Let u be algebraic over K, the root of an irreducible polynomial p(x).  Let c() be an automorphism taken from the galois group of F over K, hence it fixes K.  Apply c to the equation p(u) = 0, and the coefficients of p are fixed, hence c(u) is another root of p(x).  There are at most n roots, if p has degree n, so we only have a few choices.

If F/K is normal, every root of p(x) is a possible destination for c(u).  We proved this for the splitting field of p, and then extended it to a larger, normal extension.  Using the terminology of group theory, the galois group acts transitively on the roots of p(x).

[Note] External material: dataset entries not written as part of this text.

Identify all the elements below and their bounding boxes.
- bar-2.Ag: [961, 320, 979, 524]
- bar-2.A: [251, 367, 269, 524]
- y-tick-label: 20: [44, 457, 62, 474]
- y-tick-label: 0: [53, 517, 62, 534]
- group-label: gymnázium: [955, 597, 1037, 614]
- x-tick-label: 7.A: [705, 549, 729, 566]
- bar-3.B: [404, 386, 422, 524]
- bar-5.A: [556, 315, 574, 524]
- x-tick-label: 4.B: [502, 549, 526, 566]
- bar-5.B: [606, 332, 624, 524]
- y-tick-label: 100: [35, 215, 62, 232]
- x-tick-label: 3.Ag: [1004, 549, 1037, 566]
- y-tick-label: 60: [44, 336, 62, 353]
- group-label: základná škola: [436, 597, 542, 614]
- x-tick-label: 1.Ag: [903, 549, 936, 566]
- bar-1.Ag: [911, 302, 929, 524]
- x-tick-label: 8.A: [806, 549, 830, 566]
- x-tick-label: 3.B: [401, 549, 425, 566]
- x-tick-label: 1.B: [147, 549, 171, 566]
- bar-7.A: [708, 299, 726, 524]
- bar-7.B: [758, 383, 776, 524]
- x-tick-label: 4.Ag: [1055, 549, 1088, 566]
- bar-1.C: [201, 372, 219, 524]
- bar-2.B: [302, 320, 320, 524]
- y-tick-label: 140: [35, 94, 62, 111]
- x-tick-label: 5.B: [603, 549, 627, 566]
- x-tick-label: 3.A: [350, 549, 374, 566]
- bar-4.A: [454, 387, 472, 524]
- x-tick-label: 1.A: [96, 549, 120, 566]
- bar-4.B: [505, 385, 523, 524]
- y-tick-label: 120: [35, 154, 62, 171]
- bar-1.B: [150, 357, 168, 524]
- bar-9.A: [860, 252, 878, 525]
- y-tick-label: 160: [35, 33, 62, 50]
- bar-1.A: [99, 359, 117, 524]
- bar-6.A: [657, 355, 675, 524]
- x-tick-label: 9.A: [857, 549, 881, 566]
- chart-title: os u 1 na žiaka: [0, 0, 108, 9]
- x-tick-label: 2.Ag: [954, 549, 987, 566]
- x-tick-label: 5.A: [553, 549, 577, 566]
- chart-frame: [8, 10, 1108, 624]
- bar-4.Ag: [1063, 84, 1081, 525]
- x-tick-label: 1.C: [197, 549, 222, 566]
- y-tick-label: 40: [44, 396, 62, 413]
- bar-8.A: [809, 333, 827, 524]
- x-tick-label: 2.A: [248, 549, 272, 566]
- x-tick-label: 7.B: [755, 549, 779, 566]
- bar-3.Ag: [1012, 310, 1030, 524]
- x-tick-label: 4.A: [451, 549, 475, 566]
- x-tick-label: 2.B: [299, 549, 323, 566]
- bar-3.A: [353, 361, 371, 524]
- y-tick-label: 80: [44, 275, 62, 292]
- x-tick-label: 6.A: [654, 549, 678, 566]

Just to review, If c() is a field endomorphism on F/K, and F is algebraic, c is a field automorphism.  Suppose there is an element u that is not in the image of c(F), and let u be a root of p(x).  Let E be the intermediate field extension K(u).  This includes u, and some of its conjugates.  Now c is a monomorphism that carries roots to roots.  In other words, it maps a finite set of roots into itself, hence the map is onto.  There is some root v such that c(v) = u, and that means c is an automorphism on F.  When F/K is algebraic, all endomorphisms are automorphisms.  They all belong to the galois group.

If K(u) has dimension n over K, and u is a root of p(x), the automorphisms of K(u) carry u to a root of p(x), and nowhere else.  There are at most n such roots.  Furthermore, the entire automorphism is determined by the image of u.  Hence there are at most n automorphisms in the galois group.  Of course n is an upper bound, as shown by adjoining the real cube root of 2 to the rationals.  Everything in the extension is real, and the root cannot be mapped onto a complex cube root of 2, so the galois group is trivial, even though the dimension of the extension is 3.

Let E be an intermediate extension between F and K.  Every automorphism on F/E also fixes K, hence the galois group of F over E is a subgroup of the galois group of F over K.